NOÉ e a ARCA’RIOCA
S.Tarabá – cronista
Deus, depois de consultar o INMET, resolveu que Noé, seu mais valoroso discípulo, deveria construir uma arca para transportar alguns animais, pois a previsão era de uma tempestade com enchente de proporções bíblicas, que deixaria submersa até a estátua do Cristo Redentor.
Noé aceita a missão e começa a preparar sua lista com os bichos que levaria na arca.
Depois do vazamento pela imprensa da “sigilosa lista”, Noé recebe a visita de um homem acompanhado de vinte “seguranças”.
Ele diz para Noé que questões envolvendo “bicho”, somente ele poderia autorizar. Com isso, Noé se vê obrigado a aceitar que dez famílias de outros empreendedores zoológicos também viajassem, numa ala que eles mesmo construiriam, que teriam duas boates, um cassino, uma pista para desfile de carnaval e um haras.
Assustado, mas decidido a cumprir a missão a qualquer custo, Noé sai em busca do lugar ideal para sua mega construção naval. Encontra uma grande área descampada num bairro distante do Rio de Janeiro e começa a montar sua modesta marcenaria.
Nas primeiras horas de trabalho, é visitado por trinta homens fortemente armados, que saem de várias pick-ups Toyota Hilux, dizendo que eram os “donos” daquela região e que aquele local já estava reservado para um grande empreendimento imobiliário.
Noé contra-argumenta, explicando que a ordem que ele recebeu veio “de cima”, apontando para o céu, mas o líder do grupo lhe explicou que a única ordem “de cima” que ele respeitaria seria a do amigo que perdeu uma eleição “fraudada” há pouco tempo.

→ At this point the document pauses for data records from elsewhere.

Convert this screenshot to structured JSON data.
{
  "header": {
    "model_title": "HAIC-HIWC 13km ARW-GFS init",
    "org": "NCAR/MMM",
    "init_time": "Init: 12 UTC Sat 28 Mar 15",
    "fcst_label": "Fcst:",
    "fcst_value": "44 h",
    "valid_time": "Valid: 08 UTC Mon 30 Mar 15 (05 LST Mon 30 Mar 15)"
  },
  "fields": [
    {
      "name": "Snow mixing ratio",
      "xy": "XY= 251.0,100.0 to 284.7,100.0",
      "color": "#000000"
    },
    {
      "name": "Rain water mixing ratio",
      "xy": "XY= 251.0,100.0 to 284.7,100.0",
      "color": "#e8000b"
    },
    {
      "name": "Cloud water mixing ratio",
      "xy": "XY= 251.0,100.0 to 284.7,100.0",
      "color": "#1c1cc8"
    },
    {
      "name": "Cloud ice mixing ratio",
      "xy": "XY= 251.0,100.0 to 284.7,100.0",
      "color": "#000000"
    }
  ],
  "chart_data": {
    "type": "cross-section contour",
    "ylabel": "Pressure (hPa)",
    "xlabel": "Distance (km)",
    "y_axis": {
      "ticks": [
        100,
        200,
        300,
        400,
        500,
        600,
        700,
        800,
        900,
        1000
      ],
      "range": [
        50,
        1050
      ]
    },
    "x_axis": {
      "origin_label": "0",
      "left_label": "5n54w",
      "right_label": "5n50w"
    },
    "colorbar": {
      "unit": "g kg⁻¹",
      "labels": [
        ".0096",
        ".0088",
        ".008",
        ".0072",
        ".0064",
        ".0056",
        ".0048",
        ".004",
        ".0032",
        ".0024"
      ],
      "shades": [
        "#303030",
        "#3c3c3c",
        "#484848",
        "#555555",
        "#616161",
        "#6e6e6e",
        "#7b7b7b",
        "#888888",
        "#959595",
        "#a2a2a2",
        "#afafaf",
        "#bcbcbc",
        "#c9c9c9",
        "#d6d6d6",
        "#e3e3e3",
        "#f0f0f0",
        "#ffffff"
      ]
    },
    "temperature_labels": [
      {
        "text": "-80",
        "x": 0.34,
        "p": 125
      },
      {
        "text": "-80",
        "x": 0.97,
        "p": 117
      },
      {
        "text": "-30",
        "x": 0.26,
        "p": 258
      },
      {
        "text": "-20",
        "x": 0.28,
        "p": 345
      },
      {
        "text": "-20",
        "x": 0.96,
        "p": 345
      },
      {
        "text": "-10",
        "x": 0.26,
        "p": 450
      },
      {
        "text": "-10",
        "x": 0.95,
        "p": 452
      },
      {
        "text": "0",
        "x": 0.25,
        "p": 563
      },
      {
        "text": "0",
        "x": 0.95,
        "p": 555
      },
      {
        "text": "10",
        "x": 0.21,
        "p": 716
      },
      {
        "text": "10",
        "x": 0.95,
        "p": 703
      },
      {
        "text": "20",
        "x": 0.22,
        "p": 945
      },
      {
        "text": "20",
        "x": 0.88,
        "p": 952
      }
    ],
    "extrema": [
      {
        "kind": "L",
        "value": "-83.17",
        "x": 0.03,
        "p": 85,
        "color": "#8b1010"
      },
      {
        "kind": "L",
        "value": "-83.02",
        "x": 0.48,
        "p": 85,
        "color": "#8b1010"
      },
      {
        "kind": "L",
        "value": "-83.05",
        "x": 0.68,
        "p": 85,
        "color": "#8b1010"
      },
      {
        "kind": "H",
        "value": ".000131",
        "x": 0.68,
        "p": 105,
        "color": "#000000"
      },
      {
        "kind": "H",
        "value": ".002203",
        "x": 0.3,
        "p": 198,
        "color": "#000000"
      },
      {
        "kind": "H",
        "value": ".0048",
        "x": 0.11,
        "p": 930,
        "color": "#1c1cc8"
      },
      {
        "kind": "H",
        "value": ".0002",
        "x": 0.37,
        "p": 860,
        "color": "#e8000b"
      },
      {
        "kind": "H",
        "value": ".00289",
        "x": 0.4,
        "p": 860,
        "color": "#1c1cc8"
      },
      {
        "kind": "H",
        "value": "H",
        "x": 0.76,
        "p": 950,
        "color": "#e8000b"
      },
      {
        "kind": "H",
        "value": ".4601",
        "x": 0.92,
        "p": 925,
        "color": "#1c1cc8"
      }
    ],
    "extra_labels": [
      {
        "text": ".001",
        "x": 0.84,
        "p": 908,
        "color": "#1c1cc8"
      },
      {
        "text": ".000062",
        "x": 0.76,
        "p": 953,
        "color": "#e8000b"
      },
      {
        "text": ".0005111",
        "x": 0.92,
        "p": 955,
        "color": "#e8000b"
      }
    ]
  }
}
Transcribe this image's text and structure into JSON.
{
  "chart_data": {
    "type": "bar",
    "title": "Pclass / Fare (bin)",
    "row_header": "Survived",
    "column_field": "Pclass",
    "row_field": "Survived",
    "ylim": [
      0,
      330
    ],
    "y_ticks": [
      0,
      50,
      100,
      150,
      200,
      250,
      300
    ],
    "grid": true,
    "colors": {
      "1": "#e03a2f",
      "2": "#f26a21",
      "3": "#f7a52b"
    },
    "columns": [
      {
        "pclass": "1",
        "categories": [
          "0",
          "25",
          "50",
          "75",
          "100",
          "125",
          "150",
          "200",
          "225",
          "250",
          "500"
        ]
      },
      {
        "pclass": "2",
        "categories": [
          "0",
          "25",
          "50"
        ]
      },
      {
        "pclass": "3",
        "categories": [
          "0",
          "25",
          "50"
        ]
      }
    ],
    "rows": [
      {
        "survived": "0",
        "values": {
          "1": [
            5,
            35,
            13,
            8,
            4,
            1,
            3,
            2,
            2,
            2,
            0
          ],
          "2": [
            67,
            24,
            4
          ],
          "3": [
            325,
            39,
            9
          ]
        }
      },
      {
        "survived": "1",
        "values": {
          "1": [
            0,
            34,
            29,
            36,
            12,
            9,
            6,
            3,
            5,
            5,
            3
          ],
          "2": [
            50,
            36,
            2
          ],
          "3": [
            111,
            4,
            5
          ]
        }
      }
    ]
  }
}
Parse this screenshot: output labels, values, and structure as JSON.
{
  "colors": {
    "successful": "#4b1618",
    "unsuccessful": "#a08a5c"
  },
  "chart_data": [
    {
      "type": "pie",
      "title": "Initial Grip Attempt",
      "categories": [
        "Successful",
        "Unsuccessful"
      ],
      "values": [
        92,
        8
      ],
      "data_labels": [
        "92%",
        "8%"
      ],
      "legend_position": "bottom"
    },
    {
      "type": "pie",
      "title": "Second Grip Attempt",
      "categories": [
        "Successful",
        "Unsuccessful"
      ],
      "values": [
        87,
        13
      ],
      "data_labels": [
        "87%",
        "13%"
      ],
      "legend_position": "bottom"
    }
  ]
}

Sem tempo para conflitar, pois as chuvas já estavam programadas e seriam gravíssimas, segundo o Alerta Rio, Noé aceitou os termos dos “latifundiários”, que o obrigava comprar toda a madeira, pregos, cola, mantimentos etc., num mercadinho que eles iriam indicar, além de destinar todo o convés para eles montarem algumas barraquinhas de cigarro, relógios, celulares etc.
Mesmo sendo avisado de que iria ter que pagar um aluguel pelos quartos que ocuparia com a família, Noé, bastante desanimado, mas ciente de que tinha que obedecer a ordem divina, finalmente começa sua construção.
Depois de uma semana de céu nublado, sem chuvas, mas mantendo o alerta máximo conforme orientação do prefeito, Noé recebe a visita de fiscais do Ibama e do ICM-Bio, que interditam a obra, lhe aplicando multas que endividariam até sua terceira geração.
Bastante desolado, Noé resolve finalizar o barco mesmo de forma irregular.
Falido, cansado e já apresentando sintomas de dengue e Covid, ele consegue finalizar sua obra e começa a levar os animais para dentro da arca, pois já começavam a cair alguns pingos isolados. Quase terminado o embarque dos bichos, chegam duas viaturas do Batalhão Florestal da PM. Os policiais já descem dos carros enfiando o cacetete no pobre Noé, antes mesmo que ele explicasse o que estava fazendo. Depois de receber vários safanões e dois tapas na orelha, que o deixam desmaiado, Noé é colocado na caçapa do camburão, e consegue entender que estava sendo preso acusado de tráfico de animais silvestres.
Depois de algumas horas, ele acorda dentro de um prédio com aparência de abandonado, sem avistar qualquer pessoa ou bicho. Aliás, todos os bichos tinham desaparecido misteriosamente.
Depois de cinco horas sentado numa cadeira rasgada e sem tampo, é recebido por um homem que portava um distintivo, que aos risos lhe disse que ele iria apodrecer na cadeia porque aqui era permitido apenas “jogar” no bicho.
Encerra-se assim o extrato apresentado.